More pain is in store for the U.S. commercial real estate market and the for the rest of the year, but reports of a meltdown are greatly exaggerated.

That is the conclusion of CB Richard Ellis Inc.’s global chief economist, Raymond Torto (pictured), in a mid-year report. Difficulties in areas ranging from the job market to CMBS that will take time to resolve. Still, the economy should avoid the severity of the doldrums a generation ago, Torto argued. “We feel the headlines do not accurately reflect U.S. or global real estate fundamentals,” the report states.

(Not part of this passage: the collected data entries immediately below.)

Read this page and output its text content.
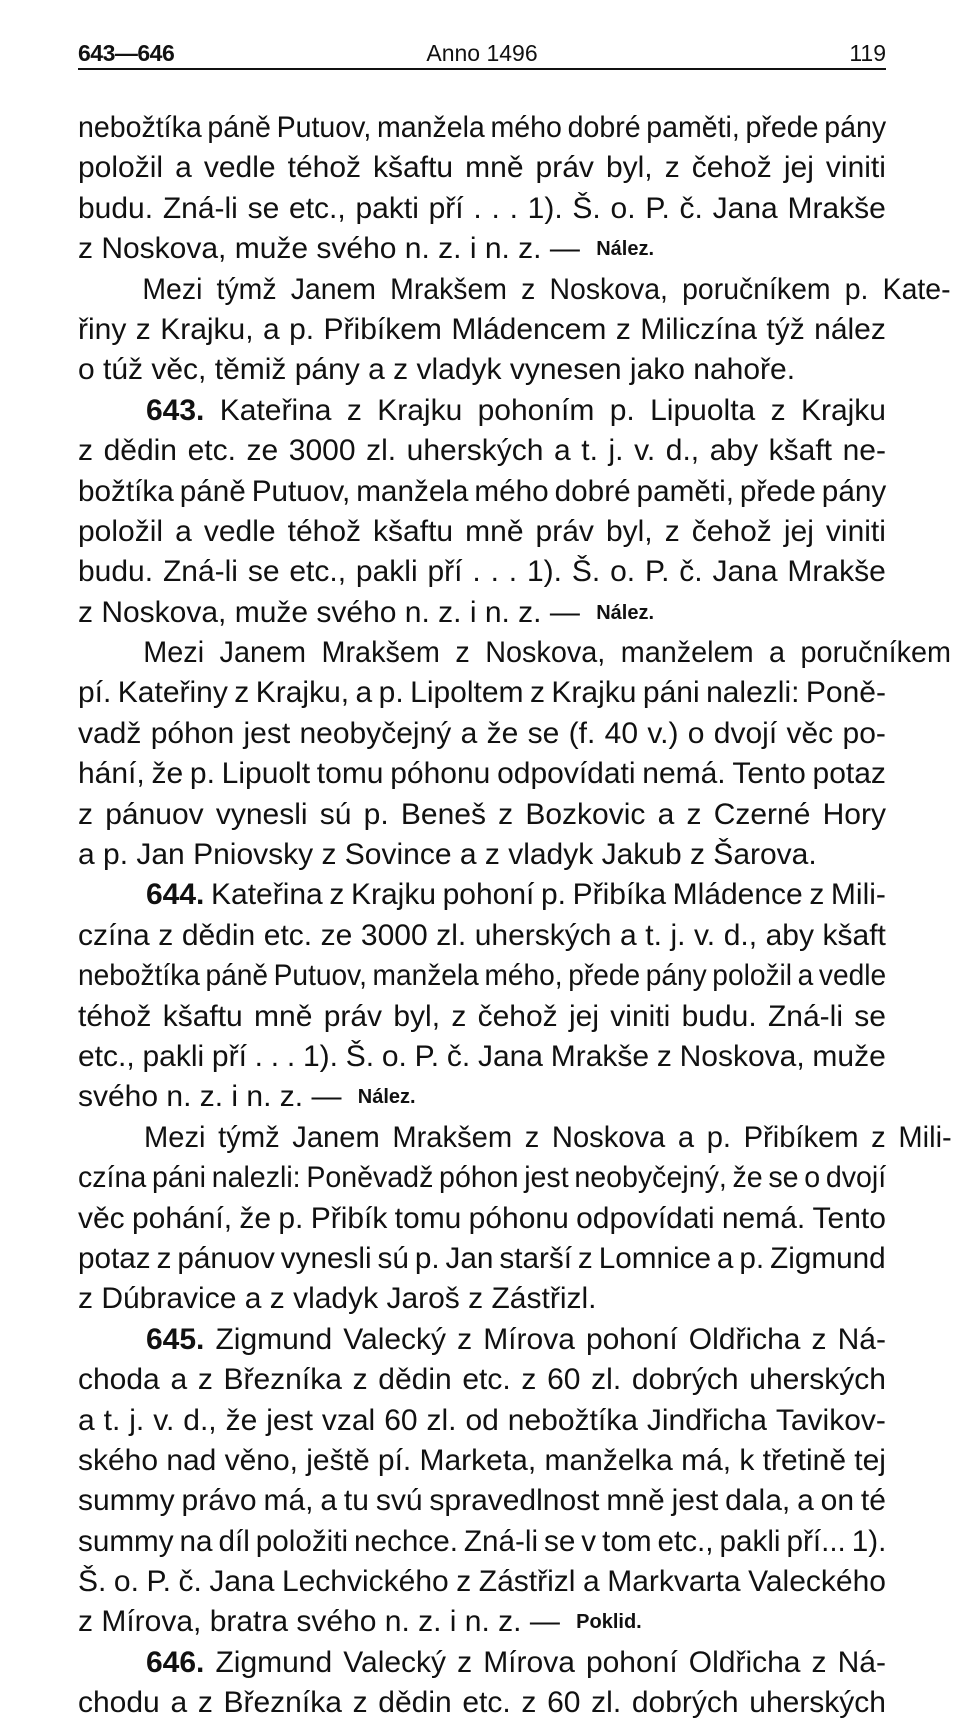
643—646	Anno 1496	119
nebožtíka páně Putuov, manžela mého dobré paměti, přede pány
položil a vedle téhož kšaftu mně práv byl, z čehož jej viniti
budu. Zná-li se etc., pakti pří . . . 1). Š. o. P. č. Jana Mrakše
z Noskova, muže svého n. z. i n. z. — Nález.
Mezi týmž Janem Mrakšem z Noskova, poručníkem p. Kate-
řiny z Krajku, a p. Přibíkem Mládencem z Miliczína týž nález
o túž věc, těmiž pány a z vladyk vynesen jako nahoře.
643. Kateřina z Krajku pohoním p. Lipuolta z Krajku
z dědin etc. ze 3000 zl. uherských a t. j. v. d., aby kšaft ne-
božtíka páně Putuov, manžela mého dobré paměti, přede pány
položil a vedle téhož kšaftu mně práv byl, z čehož jej viniti
budu. Zná-li se etc., pakli pří . . . 1). Š. o. P. č. Jana Mrakše
z Noskova, muže svého n. z. i n. z. — Nález.
Mezi Janem Mrakšem z Noskova, manželem a poručníkem
pí. Kateřiny z Krajku, a p. Lipoltem z Krajku páni nalezli: Poně-
vadž póhon jest neobyčejný a že se (f. 40 v.) o dvojí věc po-
hání, že p. Lipuolt tomu póhonu odpovídati nemá. Tento potaz
z pánuov vynesli sú p. Beneš z Bozkovic a z Czerné Hory
a p. Jan Pniovsky z Sovince a z vladyk Jakub z Šarova.
644. Kateřina z Krajku pohoní p. Přibíka Mládence z Mili-
czína z dědin etc. ze 3000 zl. uherských a t. j. v. d., aby kšaft
nebožtíka páně Putuov, manžela mého, přede pány položil a vedle
téhož kšaftu mně práv byl, z čehož jej viniti budu. Zná-li se
etc., pakli pří . . . 1). Š. o. P. č. Jana Mrakše z Noskova, muže
svého n. z. i n. z. — Nález.
Mezi týmž Janem Mrakšem z Noskova a p. Přibíkem z Mili-
czína páni nalezli: Poněvadž póhon jest neobyčejný, že se o dvojí
věc pohání, že p. Přibík tomu póhonu odpovídati nemá. Tento
potaz z pánuov vynesli sú p. Jan starší z Lomnice a p. Zigmund
z Dúbravice a z vladyk Jaroš z Zástřizl.
645. Zigmund Valecký z Mírova pohoní Oldřicha z Ná-
choda a z Březníka z dědin etc. z 60 zl. dobrých uherských
a t. j. v. d., že jest vzal 60 zl. od nebožtíka Jindřicha Tavikov-
ského nad věno, ještě pí. Marketa, manželka má, k třetině tej
summy právo má, a tu svú spravedlnost mně jest dala, a on té
summy na díl položiti nechce. Zná-li se v tom etc., pakli pří... 1).
Š. o. P. č. Jana Lechvického z Zástřizl a Markvarta Valeckého
z Mírova, bratra svého n. z. i n. z. — Poklid.
646. Zigmund Valecký z Mírova pohoní Oldřicha z Ná-
chodu a z Březníka z dědin etc. z 60 zl. dobrých uherských
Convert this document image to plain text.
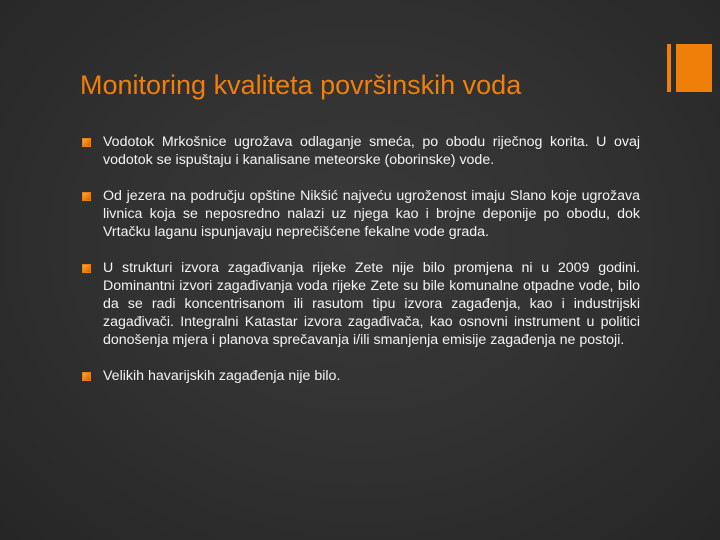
Monitoring kvaliteta površinskih voda
Vodotok Mrkošnice ugrožava odlaganje smeća, po obodu riječnog korita. U ovaj vodotok se ispuštaju i kanalisane meteorske (oborinske) vode.
Od jezera na području opštine Nikšić najveću ugroženost imaju Slano koje ugrožava livnica koja se neposredno nalazi uz njega kao i brojne deponije po obodu, dok Vrtačku laganu ispunjavaju neprečišćene fekalne vode grada.
U strukturi izvora zagađivanja rijeke Zete nije bilo promjena ni u 2009 godini. Dominantni izvori zagađivanja voda rijeke Zete su bile komunalne otpadne vode, bilo da se radi koncentrisanom ili rasutom tipu izvora zagađenja, kao i industrijski zagađivači. Integralni Katastar izvora zagađivača, kao osnovni instrument u politici donošenja mjera i planova sprečavanja i/ili smanjenja emisije zagađenja ne postoji.
Velikih havarijskih zagađenja nije bilo.
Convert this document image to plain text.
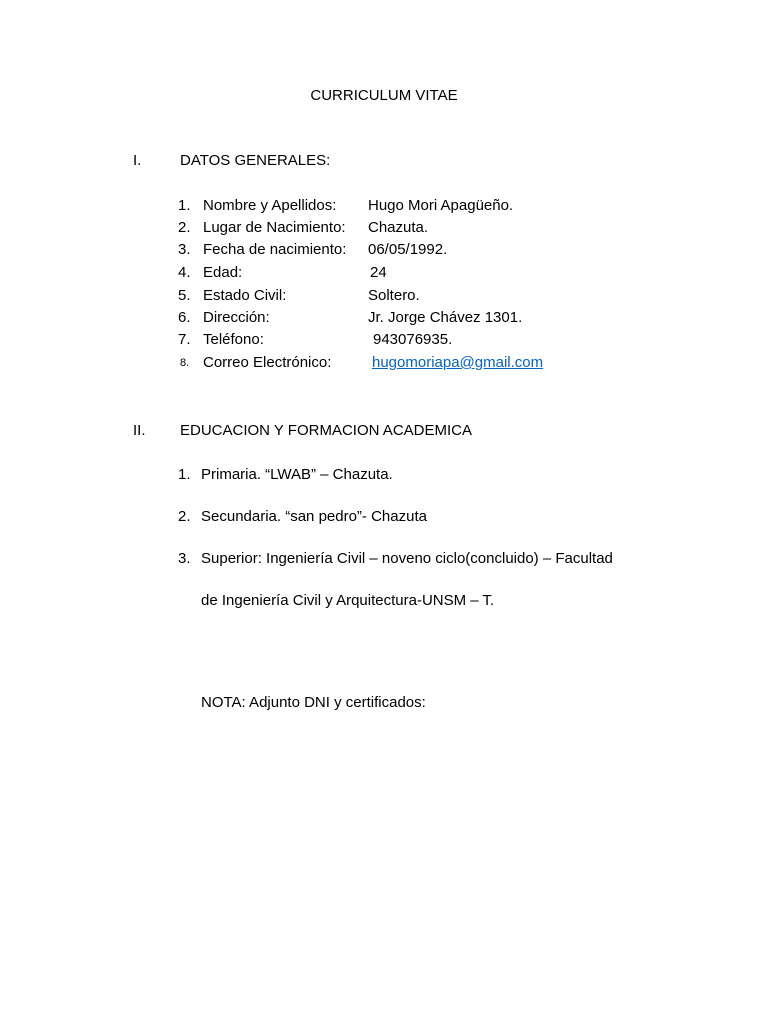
CURRICULUM VITAE
I.	DATOS GENERALES:
1. Nombre y Apellidos: Hugo Mori Apagüeño.
2. Lugar de Nacimiento: Chazuta.
3. Fecha de nacimiento: 06/05/1992.
4. Edad:	24
5. Estado Civil:	Soltero.
6. Dirección:	Jr. Jorge Chávez 1301.
7. Teléfono:	943076935.
8. Correo Electrónico:	hugomoriapa@gmail.com
II. EDUCACION Y FORMACION ACADEMICA
1. Primaria. “LWAB” – Chazuta.
2. Secundaria. “san pedro”- Chazuta
3. Superior: Ingeniería Civil – noveno ciclo(concluido) – Facultad
de Ingeniería Civil y Arquitectura-UNSM – T.
NOTA: Adjunto DNI y certificados:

A generation ago, 12 months of job losses more severe than this year’s pounded the economy, followed by another 9 months of flat growth. Job losses will continue nationwide for the next three to six months; however, the slump in the employment market will not reach the scale of the early 1990s crisis. Indeed, considering the adjustments experienced by the housing, auto, and airline industry, “it is surprising that the job losses to date have not been greater,” the report states.

The short-term outlook for commercial real estate is comparable to the job market’s: a relatively shallow, if extended weakening. Commercial real estate is already reflecting the softening of the economy. Second-quarter vacancy rates are up 50 to 100 basis points year-over-year nationwide. In the industrial sector, for example, vacancy for the markets tracked by Torto Wheaton Research, an affiliate of CB Richard Ellis Inc., rose from 9.3 percent to 10.3 percent since the second quarter of 2007. Office vacancy is at 13.2 percent, up from 12.5 percent a year ago. For the rest of the year, vacancy will continue to rise and absorption will dip into the negative across property types.

Another indication of the downturn’s shallow nature is economic rent, which Torto defines as a measure of the change in a property’s gross income. That metric is expected to dip only 1.2 percent during the current downturn, a much lower drop than either the 6.1 percent falloff registered in the 1990s or the 23.4 percent slide tallied in 2001. Meanwhile, strong cash flows are keeping a lid on CMBS delinquency rates, which are less than one-half of one-percent for all property types.